Она с улыбкой пожала плечами, точно приняв это за насмешку, и обратилась к историку.
– А вот это пресловутая Мария де Роган, герцогиня де Шеврез, которая в первом браке была за г-ном де Люин.
– Дорогая моя, г-жа де Люин напомнила мне об Иоланте; она приходила ко мне вчера; если бы я знала, что вечер у вас свободен, я бы послала за вами: г-жа Ристори, явившаяся неожиданно, читала перед автором стихи королевы Кармен Сильвы, это была красота!
«Какое вероломство! – подумала г-жа де Вильпаризи. – Об этом она наверное и шепталась третьего дня с г-жой де Боленкур и с г-жой Шапоне».
– Я была свободна, но я бы не пришла, – ответила она. – Я слышала г-жу Ристори в расцвете ее сил, теперь это только развалина. И кроме того я терпеть не могу стихов Кармен Сильвы. Однажды герцогиня д'Аоста приводила мне сюда г-жу Ристори, она читала одну песнь из «Ада» Данте. Вот где она бесподобна.
Алиса выдержала удар, не поморщившись. Она была все такая же мраморная. Взгляд ее оставался зорким и пустым, линия носа благородно изгибалась. Но одна щека облупилась. Странная легкая растительность, зеленая и розовая, покрывала подбородок. Еще одной зимы она бы, пожалуй, не выдержала.
– Вот что, мосье, если вы любите живопись, посмотрите портрет г-жи де Монморанси, – сказала г-жа де Вильпаризи Леграндену, чтобы прервать возобновившиеся комплименты.
Воспользовавшись тем, что Легранден отошел, герцогиня Германтская указала на него тетке ироническим и вопросительным взглядом.
– Это господин Легранден, – сказала вполголоса г-жа де Вильпаризи, – у него есть сестра, которую зовут госпожа де Камбремер, но это имя говорит тебе, вероятно, не больше, чем мне.

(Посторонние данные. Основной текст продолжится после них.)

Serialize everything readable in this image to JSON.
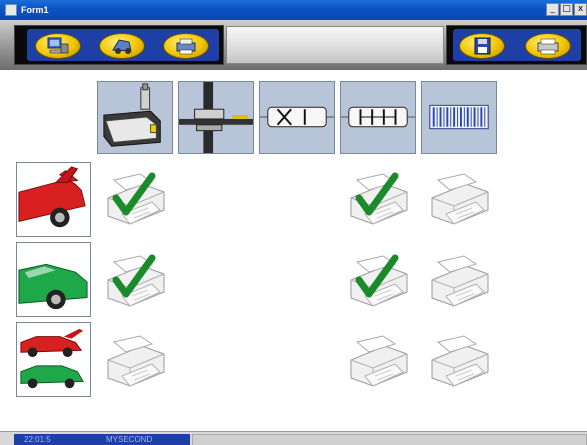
{
  "window": {
    "title": "Form1",
    "controls": {
      "minimize": "_",
      "restore": "□",
      "close": "x"
    }
  },
  "toolbar": {
    "left_buttons": [
      {
        "icon": "computer-icon"
      },
      {
        "icon": "car-part-icon"
      },
      {
        "icon": "printer-icon"
      }
    ],
    "right_buttons": [
      {
        "icon": "floppy-disk-icon"
      },
      {
        "icon": "printer-icon"
      }
    ]
  },
  "columns": [
    {
      "icon": "measuring-probe-icon"
    },
    {
      "icon": "track-gauge-icon"
    },
    {
      "icon": "cross-axis-icon"
    },
    {
      "icon": "wheel-axis-icon"
    },
    {
      "icon": "barcode-icon"
    }
  ],
  "rows": [
    {
      "icon": "red-car-hood-open-icon",
      "cells": [
        "printer-checked",
        "empty",
        "empty",
        "printer-checked",
        "printer"
      ]
    },
    {
      "icon": "green-car-icon",
      "cells": [
        "printer-checked",
        "empty",
        "empty",
        "printer-checked",
        "printer"
      ]
    },
    {
      "icon": "red-and-green-cars-icon",
      "cells": [
        "printer",
        "empty",
        "empty",
        "printer",
        "printer"
      ]
    }
  ],
  "status": {
    "time": "22:01:5",
    "name": "MYSECOND"
  },
  "colors": {
    "title_bar": "#0b55c8",
    "toolbar_blue": "#1d3fa6",
    "button_yellow": "#f0c400",
    "check_green": "#1a8a2a",
    "header_tile": "#b8c4d8"
  }
}
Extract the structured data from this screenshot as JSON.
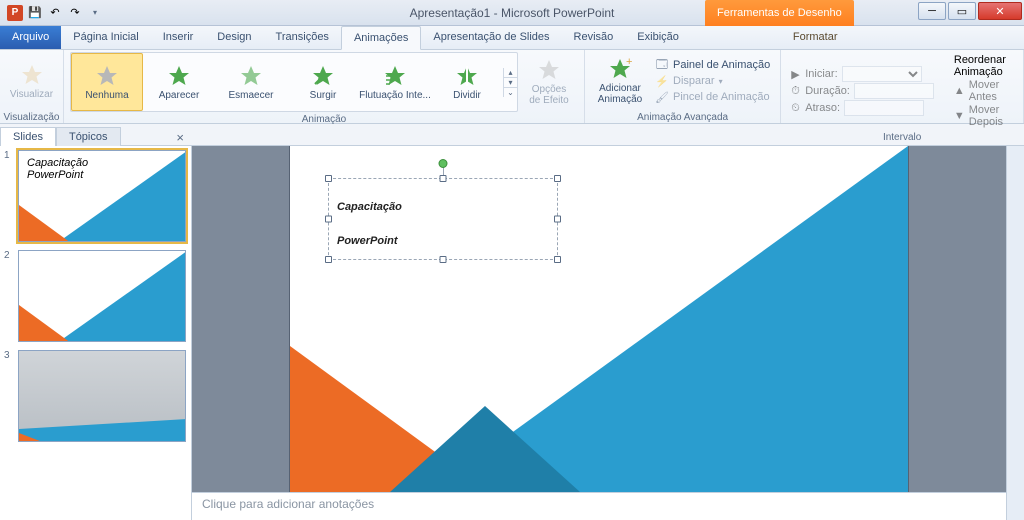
{
  "app": {
    "title": "Apresentação1 - Microsoft PowerPoint",
    "context_tool": "Ferramentas de Desenho"
  },
  "qat": {
    "save": "💾",
    "undo": "↶",
    "redo": "↷"
  },
  "tabs": {
    "file": "Arquivo",
    "list": [
      "Página Inicial",
      "Inserir",
      "Design",
      "Transições",
      "Animações",
      "Apresentação de Slides",
      "Revisão",
      "Exibição"
    ],
    "active": "Animações",
    "context": "Formatar"
  },
  "ribbon": {
    "preview": {
      "btn": "Visualizar",
      "group": "Visualização"
    },
    "animation": {
      "group": "Animação",
      "items": [
        "Nenhuma",
        "Aparecer",
        "Esmaecer",
        "Surgir",
        "Flutuação Inte...",
        "Dividir"
      ],
      "options": "Opções\nde Efeito"
    },
    "advanced": {
      "group": "Animação Avançada",
      "add": "Adicionar\nAnimação",
      "pane": "Painel de Animação",
      "trigger": "Disparar",
      "painter": "Pincel de Animação"
    },
    "timing": {
      "group": "Intervalo",
      "start": "Iniciar:",
      "duration": "Duração:",
      "delay": "Atraso:",
      "reorder": "Reordenar Animação",
      "before": "Mover Antes",
      "after": "Mover Depois"
    }
  },
  "panel": {
    "slides": "Slides",
    "topics": "Tópicos"
  },
  "slide": {
    "line1": "Capacitação",
    "line2": "PowerPoint",
    "mini1": "Capacitação",
    "mini2": "PowerPoint"
  },
  "notes": {
    "placeholder": "Clique para adicionar anotações"
  },
  "thumbs": {
    "count": 3,
    "selected": 1
  },
  "colors": {
    "blue": "#2a9dcf",
    "orange": "#ec6b25"
  }
}
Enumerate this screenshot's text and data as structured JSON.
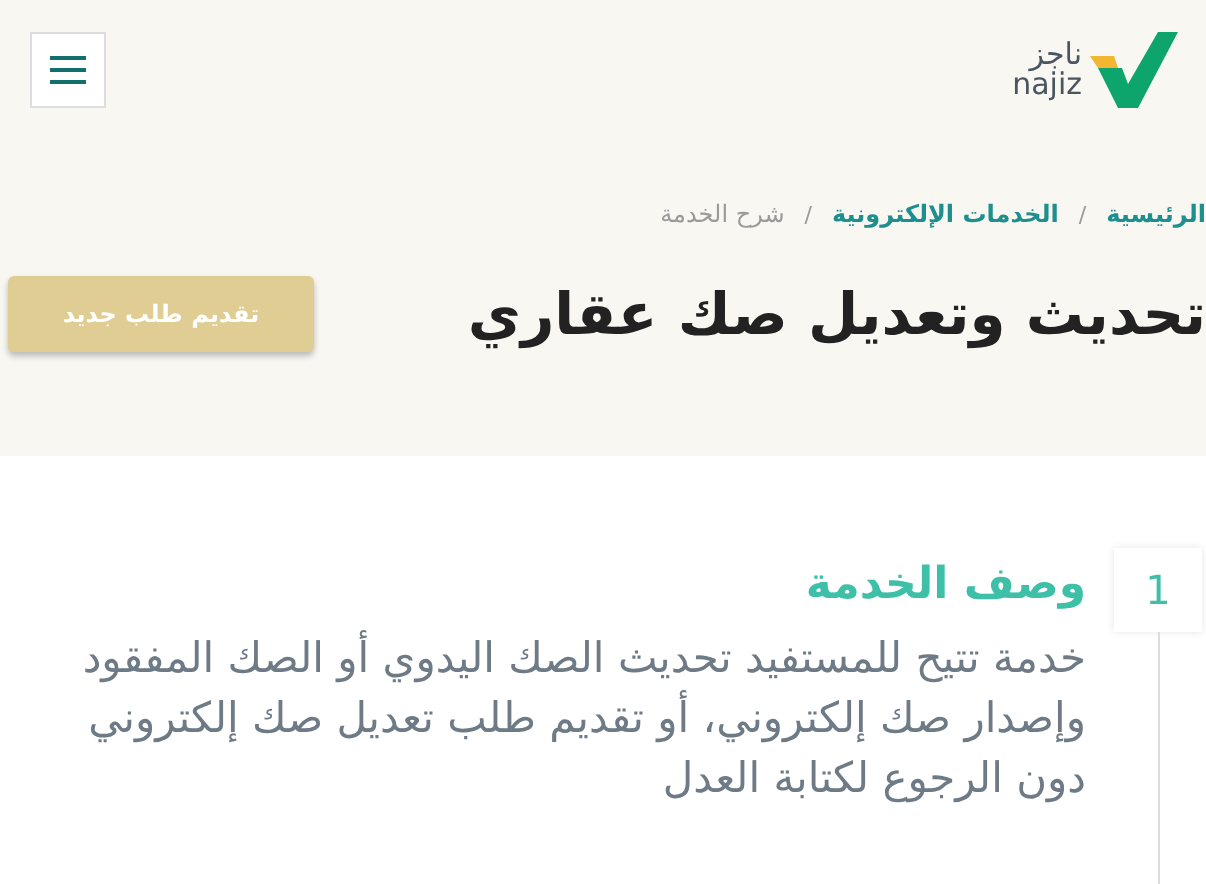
{
  "logo": {
    "arabic": "ناجز",
    "latin": "najiz"
  },
  "breadcrumbs": [
    {
      "label": "الرئيسية",
      "current": false
    },
    {
      "label": "الخدمات الإلكترونية",
      "current": false
    },
    {
      "label": "شرح الخدمة",
      "current": true
    }
  ],
  "breadcrumb_separator": "/",
  "title": "تحديث وتعديل صك عقاري",
  "primary_button": "تقديم طلب جديد",
  "steps": [
    {
      "number": "1",
      "heading": "وصف الخدمة",
      "text": "خدمة تتيح للمستفيد تحديث الصك اليدوي أو الصك المفقود وإصدار صك إلكتروني، أو تقديم طلب تعديل صك إلكتروني دون الرجوع لكتابة العدل"
    }
  ]
}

– Помилуйте, я отлично ее знаю, – проговорила герцогиня Германтская, прикрыв рот рукой. – Или, вернее, я ее не знаю, но Базену, который бог знает где встречается с ее мужем, вдруг пришло в голову сказать этой толстухе, чтобы она пришла ко мне. Я вам не в силах передать, что это был за визит. Она мне рассказала о своей поездке в Лондон, перечислила все картины в British. Вот сейчас, выйдя от вас, я всучу карточку этому чудовищу. И не думайте, что это легкое дело: под предлогом, что она умирает, эта особа всегда сидит дома, и зайдете ли вы к ней в семь вечера или в девять утра, она всегда готова угостить вас тортом с земляникой.

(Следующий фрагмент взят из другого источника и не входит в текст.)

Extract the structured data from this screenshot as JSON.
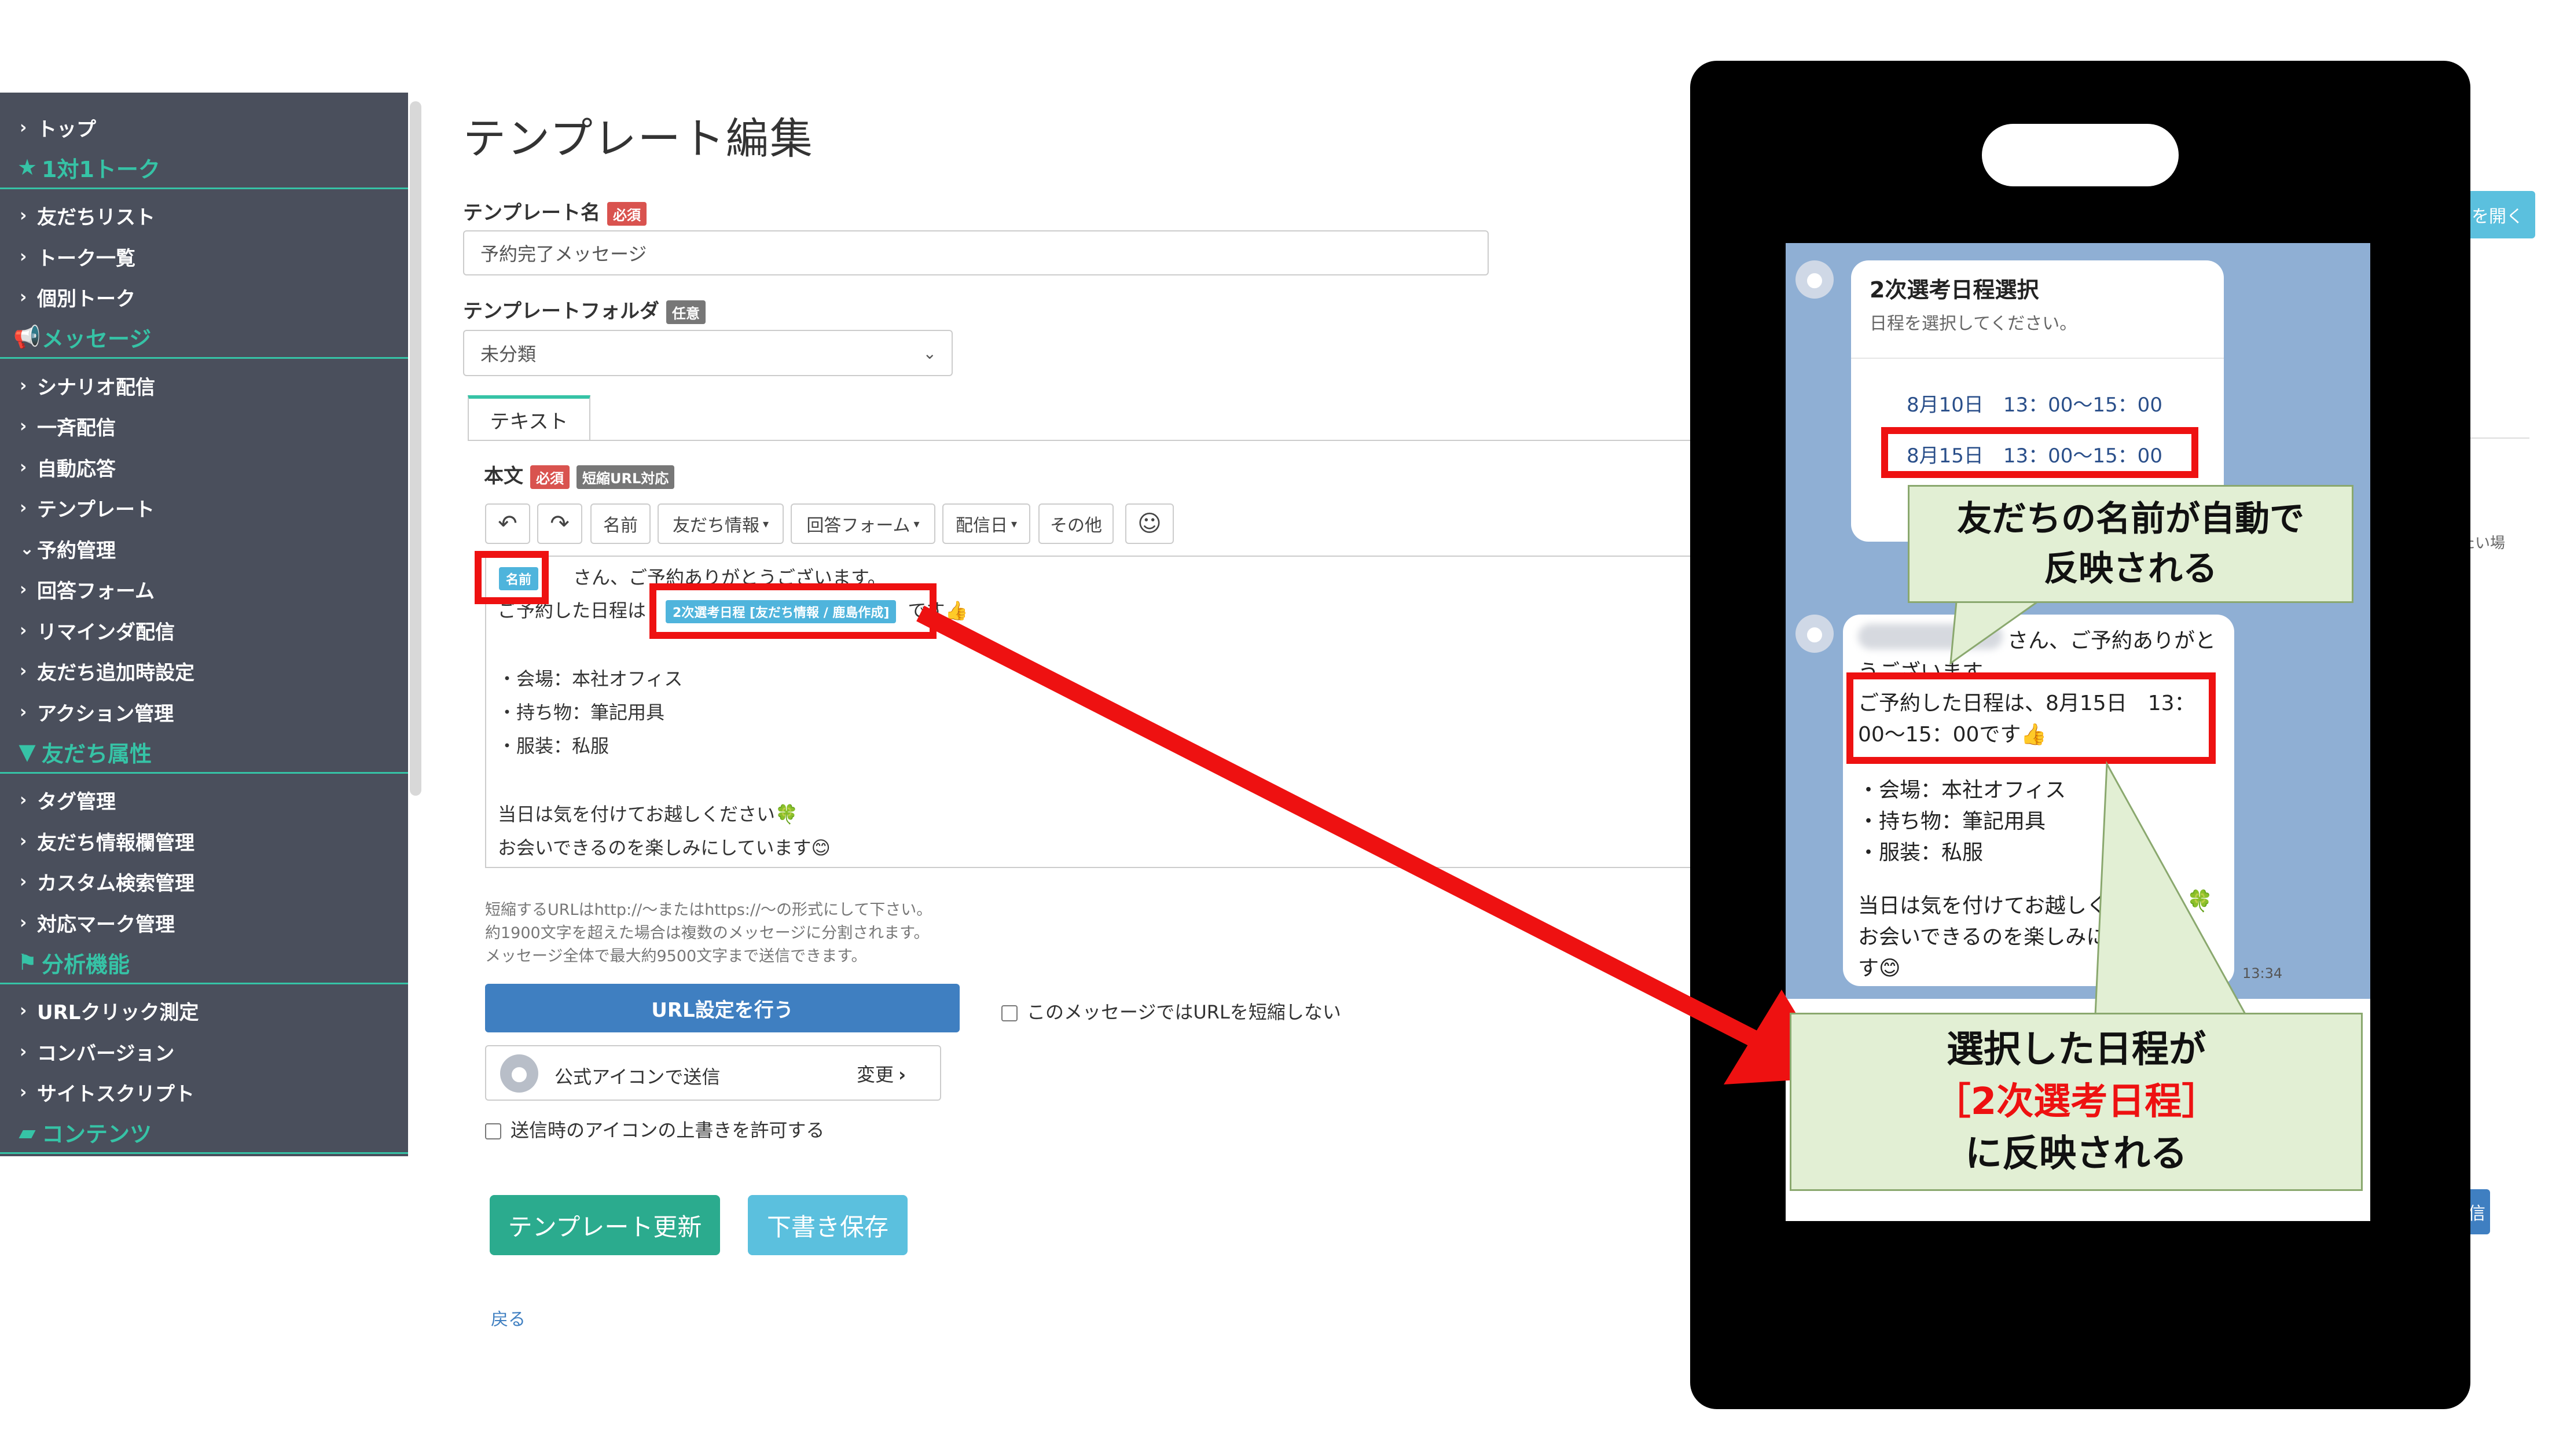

– Да, разумеется, это чудовище, – продолжала герцогиня в ответ на вопросительный взгляд своей тетки. – Невозможная особа. Она говорит «plumitif» и тому подобные вещи. – «А что это значит «plumitif»?» – спросила племянницу г-жа де Вильпаризи. – «Да почем же я знаю! – воскликнула в притворном, негодовании герцогиня. – И не желаю знать. На таком французском языке я не говорю. – И, увидев, что ее тетка и впрямь не понимает значения слова «plumitif», герцогиня решила показать, что она женщина образованная, а не только пуристка, и в то же время поиздеваться над теткой, как она уже поиздевалась над г-жой де Камбремер: – Ах, боже мой, – проговорила она со смешком, подавляемым остатками деланного раздражения, – всякий это знает: plumitif значит писатель, человек, который держит перо – une plume. Но это ужасное слово. От него у вас могут выпасть зубы мудрости. Никогда меня не заставят говорить подобные вещи».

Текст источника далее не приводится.